Traversing the boudoirs of La Belle Époque, 80s Cold War Russia, ancient Egypt and the Wild West, to London 1910 or LA in the 1990s, but more often than not from these locations to the 24 hour neon of the contemporary city and back again in a micro-second, desire feeds lack (and vice versa) yet yearns for escape. What results is a series of beautiful, back-handed love poems.
‘… the technical resources deployed remain consistently highly coloured and deft in execution.
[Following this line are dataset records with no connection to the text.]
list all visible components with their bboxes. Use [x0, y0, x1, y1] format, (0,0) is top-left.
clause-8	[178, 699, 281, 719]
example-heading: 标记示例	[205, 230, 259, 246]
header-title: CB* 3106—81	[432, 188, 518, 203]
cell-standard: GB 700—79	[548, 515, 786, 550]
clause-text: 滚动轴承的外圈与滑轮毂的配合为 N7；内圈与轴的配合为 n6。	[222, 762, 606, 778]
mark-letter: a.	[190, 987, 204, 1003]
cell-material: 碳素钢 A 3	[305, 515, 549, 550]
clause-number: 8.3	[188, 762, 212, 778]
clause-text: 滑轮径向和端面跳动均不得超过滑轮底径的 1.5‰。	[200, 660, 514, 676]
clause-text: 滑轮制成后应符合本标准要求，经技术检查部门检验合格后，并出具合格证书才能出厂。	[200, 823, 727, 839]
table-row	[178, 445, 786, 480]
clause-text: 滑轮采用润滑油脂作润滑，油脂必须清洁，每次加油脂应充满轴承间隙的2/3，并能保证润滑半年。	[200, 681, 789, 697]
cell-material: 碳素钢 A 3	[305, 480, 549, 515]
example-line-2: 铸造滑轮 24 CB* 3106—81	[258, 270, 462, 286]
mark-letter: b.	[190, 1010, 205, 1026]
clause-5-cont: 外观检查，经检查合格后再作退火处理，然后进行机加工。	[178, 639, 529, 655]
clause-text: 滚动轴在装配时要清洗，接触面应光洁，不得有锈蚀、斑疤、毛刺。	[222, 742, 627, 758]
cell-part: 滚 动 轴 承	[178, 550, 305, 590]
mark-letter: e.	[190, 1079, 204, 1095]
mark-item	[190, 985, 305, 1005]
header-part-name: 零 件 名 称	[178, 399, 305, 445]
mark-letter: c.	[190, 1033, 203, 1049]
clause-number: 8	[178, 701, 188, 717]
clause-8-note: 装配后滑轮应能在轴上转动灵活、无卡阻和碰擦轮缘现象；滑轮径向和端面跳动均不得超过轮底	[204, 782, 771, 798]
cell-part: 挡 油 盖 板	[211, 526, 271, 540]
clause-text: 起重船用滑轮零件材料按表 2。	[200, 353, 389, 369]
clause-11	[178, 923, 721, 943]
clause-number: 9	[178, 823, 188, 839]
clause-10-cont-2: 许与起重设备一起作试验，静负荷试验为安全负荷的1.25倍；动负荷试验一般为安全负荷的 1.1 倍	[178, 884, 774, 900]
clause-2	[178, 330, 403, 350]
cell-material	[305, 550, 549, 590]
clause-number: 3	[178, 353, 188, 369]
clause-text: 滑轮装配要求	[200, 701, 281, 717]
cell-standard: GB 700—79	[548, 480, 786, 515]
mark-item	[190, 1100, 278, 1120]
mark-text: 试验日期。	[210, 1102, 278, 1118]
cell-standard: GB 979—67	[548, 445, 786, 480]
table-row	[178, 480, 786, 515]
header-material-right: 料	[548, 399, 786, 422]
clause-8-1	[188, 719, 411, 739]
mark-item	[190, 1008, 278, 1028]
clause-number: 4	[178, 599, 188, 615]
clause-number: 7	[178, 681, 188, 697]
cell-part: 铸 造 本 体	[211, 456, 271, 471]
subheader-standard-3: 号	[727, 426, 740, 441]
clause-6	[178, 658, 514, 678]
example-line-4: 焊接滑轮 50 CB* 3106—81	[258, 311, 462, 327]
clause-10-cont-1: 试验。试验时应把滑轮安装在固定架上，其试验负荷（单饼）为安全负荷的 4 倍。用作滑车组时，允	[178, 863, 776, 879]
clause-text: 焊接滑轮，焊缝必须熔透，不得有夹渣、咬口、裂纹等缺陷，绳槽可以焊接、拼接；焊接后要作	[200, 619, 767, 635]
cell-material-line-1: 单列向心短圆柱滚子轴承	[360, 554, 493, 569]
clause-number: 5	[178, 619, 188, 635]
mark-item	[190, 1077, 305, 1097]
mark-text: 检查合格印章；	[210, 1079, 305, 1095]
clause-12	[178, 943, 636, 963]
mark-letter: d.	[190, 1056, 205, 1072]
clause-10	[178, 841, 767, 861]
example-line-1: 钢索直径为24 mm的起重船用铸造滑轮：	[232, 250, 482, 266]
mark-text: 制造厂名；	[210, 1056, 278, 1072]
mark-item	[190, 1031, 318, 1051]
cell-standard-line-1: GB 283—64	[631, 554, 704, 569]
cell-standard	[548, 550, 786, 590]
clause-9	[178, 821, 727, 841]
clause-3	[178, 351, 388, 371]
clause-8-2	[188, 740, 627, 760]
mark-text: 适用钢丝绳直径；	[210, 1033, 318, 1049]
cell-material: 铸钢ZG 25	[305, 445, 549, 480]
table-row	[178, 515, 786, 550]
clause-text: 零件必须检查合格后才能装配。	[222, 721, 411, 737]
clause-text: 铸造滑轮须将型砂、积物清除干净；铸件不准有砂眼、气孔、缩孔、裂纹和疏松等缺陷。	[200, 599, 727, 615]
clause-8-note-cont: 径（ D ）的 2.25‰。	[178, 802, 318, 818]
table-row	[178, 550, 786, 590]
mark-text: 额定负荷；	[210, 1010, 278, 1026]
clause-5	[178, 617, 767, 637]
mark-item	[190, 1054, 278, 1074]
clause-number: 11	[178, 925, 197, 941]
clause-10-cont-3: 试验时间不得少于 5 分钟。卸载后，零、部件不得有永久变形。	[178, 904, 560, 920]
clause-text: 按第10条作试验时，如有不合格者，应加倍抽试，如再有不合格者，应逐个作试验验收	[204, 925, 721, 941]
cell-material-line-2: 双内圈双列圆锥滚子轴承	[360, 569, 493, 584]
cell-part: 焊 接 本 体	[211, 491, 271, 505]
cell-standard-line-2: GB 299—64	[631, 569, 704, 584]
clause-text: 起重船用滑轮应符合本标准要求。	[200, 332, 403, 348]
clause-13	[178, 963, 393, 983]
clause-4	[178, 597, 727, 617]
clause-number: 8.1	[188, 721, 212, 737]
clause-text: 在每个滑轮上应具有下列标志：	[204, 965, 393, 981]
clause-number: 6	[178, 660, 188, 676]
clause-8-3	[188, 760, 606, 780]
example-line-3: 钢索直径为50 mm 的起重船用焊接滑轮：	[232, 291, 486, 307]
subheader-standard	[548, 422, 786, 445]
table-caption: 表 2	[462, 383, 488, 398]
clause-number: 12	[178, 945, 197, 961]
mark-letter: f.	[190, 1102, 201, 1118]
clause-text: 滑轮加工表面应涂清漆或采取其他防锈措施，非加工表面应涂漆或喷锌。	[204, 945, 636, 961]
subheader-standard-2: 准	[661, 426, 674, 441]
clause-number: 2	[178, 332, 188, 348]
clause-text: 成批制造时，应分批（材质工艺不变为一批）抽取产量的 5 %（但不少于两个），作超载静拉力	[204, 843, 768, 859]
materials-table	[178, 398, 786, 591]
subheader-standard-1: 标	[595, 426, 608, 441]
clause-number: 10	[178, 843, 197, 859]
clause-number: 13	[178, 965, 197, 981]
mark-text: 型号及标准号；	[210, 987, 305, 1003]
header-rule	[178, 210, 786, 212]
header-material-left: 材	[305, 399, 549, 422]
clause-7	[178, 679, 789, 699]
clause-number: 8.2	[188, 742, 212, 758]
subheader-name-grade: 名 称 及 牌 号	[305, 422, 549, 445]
A tanka-derived syllabic structure for stanzas predominates, but a multitude of other forms are used with intelligent grace…I know that it is the verve of Caley’s writing I will be re-reading.’ – Ian McEwen, Magma
‘A rake’s gaze is compromised but hungry, and here it is self-consciously exposed… The collection is not all tassels, suds and boudoirs (though it is decidedly indecorous)… the book is a Waste Land of sorts, punctuated with Pound-like fragments.’ – Edwina Attlee, The Poetry Review
‘… a series of densely written love poems in which the reader is aware of something strange and beautiful (and perhaps a little dishonest) going on behind the scenes… It is this sense of play that makes the poems so striking, as well as the tightly reigned undertones of kitsch… Rake seems to have created a brow of its own, colloquial enough to keep you reading, yet complex enough to keep you uncomfortable.’ – Emma Hammond, Poetry London
'Formally outrageous, culturally light-fingered, Caley’s vision and wit make for poems that turn a wondrous, great lamp on the inter-relatedness of all things. An important poet.’ – John Stammers
Matthew Caley: Rake
Matthew Caley reads and introduces eight poems from his new Bloodaxe collection Rake: ‘The Confluence of the Elbe and the Upa’, ‘Foregone Conclusion’, ‘Written Immediately on Waking’, ‘Misery Memoir’, ‘Willow’, ‘Absolute Gospel’, ‘Walnuts’ and ‘The Young Hegelians’. This video shows part of his performance at Ledbury Poetry Festival on 3 July 2016.